Microservice Resilience – Timeout Pattern

Oleh Muhammad Mi’raj & Ahmad Nurul Fajar

 

Microservices adalah arsitektur terdistribusi, yang berarti semua komponen (yaitu, layanan) dikerahkan sebagai aplikasi terpisah dan diakses dari jarak jauh melalui semacam protokol akses jarak jauh. Salah satu tantangan arsitektur terdistribusi adalah mengelola remote availability dan responsive proses. Meskipun ketersediaan service dan daya tanggap service keduanya saling berkaitan dengan komunikasi microservice, tetapi keduanya adalah dua hal yang sangat berbeda (Jeklin 2016).

 

Service Availability adalah kemampuan microservice untuk terhubung dengan microservice lainnya yang bertujuan untuk mengirimkannya permintaan, seperti yang ditunjukkan pada Figure 1. Sedangkan disisi lain Responsiveness Service, adalah waktu yang dibutuhkan microservice untuk menanggapi permintaan yang diberikan setelah berkomunikasi dengan microservice lainnya.

Gambar1 Service availability vs. Responsiveness Sumber (Jeklin 2016)

Pada kasus ini apa yang terjadi jika Service Component tidak merespons, apakah Service Consumer harus menunggu tanpa ada batasan waktu yang dapat menyebabkan transaksi dapat terhenti karena menunggu respons dari Service Component. Dengan kasus tersebut maka hadirlah resilience pattern untuk mengatasi permasalah tersebut salah satu patternnya adalah Timeout pattern.

 

Timeout pattern adalah pola untuk menetapkan batas jumlah waktu yang tersedia ketika menunggu operasi selesai.
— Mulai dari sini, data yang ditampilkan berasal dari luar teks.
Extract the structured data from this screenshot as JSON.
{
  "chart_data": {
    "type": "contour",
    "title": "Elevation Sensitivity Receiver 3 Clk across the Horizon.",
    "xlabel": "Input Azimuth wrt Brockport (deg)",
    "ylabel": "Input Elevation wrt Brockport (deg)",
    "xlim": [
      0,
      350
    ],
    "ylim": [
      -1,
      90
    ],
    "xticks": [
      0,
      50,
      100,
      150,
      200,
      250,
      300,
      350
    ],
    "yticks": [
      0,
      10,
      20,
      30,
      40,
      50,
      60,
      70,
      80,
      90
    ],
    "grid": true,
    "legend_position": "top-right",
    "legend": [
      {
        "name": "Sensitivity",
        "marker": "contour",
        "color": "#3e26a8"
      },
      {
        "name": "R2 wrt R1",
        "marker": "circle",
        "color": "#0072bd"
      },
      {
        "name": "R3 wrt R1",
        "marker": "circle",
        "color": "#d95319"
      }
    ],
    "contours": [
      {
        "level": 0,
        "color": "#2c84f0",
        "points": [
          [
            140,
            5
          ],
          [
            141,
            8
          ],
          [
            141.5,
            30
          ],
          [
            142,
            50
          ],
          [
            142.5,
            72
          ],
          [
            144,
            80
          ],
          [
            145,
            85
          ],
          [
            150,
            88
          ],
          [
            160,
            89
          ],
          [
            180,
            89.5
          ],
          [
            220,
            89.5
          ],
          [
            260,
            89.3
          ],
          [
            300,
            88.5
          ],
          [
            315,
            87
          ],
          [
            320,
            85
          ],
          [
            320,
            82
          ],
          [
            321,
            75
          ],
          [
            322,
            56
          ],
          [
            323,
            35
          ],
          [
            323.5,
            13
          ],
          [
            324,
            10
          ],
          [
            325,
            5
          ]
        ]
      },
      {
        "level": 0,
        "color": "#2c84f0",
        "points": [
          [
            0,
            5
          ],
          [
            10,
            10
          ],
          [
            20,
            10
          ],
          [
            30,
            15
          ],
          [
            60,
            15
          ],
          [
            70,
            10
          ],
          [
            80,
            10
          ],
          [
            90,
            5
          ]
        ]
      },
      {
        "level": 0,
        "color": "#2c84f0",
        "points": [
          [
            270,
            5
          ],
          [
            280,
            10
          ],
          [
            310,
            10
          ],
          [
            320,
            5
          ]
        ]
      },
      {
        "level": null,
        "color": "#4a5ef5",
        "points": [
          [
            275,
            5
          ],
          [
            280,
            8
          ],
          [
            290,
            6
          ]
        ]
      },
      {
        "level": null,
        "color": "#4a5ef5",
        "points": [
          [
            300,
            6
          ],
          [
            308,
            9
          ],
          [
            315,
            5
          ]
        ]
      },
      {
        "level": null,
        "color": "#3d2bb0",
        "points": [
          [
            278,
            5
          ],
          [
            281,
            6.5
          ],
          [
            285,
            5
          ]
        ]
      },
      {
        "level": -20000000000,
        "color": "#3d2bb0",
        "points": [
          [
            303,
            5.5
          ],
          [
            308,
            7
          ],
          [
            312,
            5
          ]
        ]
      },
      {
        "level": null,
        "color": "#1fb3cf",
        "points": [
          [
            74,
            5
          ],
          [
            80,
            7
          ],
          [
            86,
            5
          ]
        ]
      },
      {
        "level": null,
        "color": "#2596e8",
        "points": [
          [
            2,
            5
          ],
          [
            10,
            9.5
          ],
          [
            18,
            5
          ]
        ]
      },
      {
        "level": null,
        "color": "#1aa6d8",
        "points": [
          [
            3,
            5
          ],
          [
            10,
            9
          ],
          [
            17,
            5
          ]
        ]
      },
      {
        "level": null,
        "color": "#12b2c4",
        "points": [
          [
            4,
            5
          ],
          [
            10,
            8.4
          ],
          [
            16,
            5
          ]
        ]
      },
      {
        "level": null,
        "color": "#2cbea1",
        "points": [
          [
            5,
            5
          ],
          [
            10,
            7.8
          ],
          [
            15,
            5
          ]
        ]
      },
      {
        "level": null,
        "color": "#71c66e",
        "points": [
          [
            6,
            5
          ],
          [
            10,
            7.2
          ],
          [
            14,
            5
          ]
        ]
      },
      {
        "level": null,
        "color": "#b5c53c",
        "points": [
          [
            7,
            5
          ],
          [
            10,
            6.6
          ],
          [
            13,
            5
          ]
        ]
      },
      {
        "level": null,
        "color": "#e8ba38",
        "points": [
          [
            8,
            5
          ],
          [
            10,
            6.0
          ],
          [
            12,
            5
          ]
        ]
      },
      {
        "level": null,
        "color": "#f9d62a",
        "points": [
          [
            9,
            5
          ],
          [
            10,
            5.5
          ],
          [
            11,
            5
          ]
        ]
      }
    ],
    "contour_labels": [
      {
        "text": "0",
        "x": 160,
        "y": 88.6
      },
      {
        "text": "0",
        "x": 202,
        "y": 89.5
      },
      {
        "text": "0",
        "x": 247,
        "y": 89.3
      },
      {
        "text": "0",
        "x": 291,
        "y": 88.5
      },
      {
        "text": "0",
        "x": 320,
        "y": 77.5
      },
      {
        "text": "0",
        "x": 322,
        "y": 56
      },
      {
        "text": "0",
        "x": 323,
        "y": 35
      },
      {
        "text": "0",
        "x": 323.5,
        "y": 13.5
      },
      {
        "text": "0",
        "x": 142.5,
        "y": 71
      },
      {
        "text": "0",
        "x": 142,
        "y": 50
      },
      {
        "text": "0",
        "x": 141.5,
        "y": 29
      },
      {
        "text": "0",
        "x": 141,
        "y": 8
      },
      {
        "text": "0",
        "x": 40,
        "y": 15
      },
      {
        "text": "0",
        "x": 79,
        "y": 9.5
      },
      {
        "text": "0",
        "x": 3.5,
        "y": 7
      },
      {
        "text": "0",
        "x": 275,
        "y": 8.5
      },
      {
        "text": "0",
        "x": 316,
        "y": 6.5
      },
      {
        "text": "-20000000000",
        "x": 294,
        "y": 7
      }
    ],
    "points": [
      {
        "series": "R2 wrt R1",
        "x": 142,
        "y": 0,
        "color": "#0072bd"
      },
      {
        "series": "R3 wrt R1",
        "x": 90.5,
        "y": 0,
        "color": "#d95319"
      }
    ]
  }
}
Jika operasi tidak selesai dalam waktu yang telah ditentukan, maka service akan mendapat mendapat informasi bahwa operasi tersebut telah melewati batas waktu (Newman 2015)

 

Daftar Pustaka:

Jeklin, Andrew. 2016. Microservices AntiPatterns and Pitfalls.

Newman, Sam. 2015. Building Microservices – Chapter 1, 4 and 11. Building Microservices.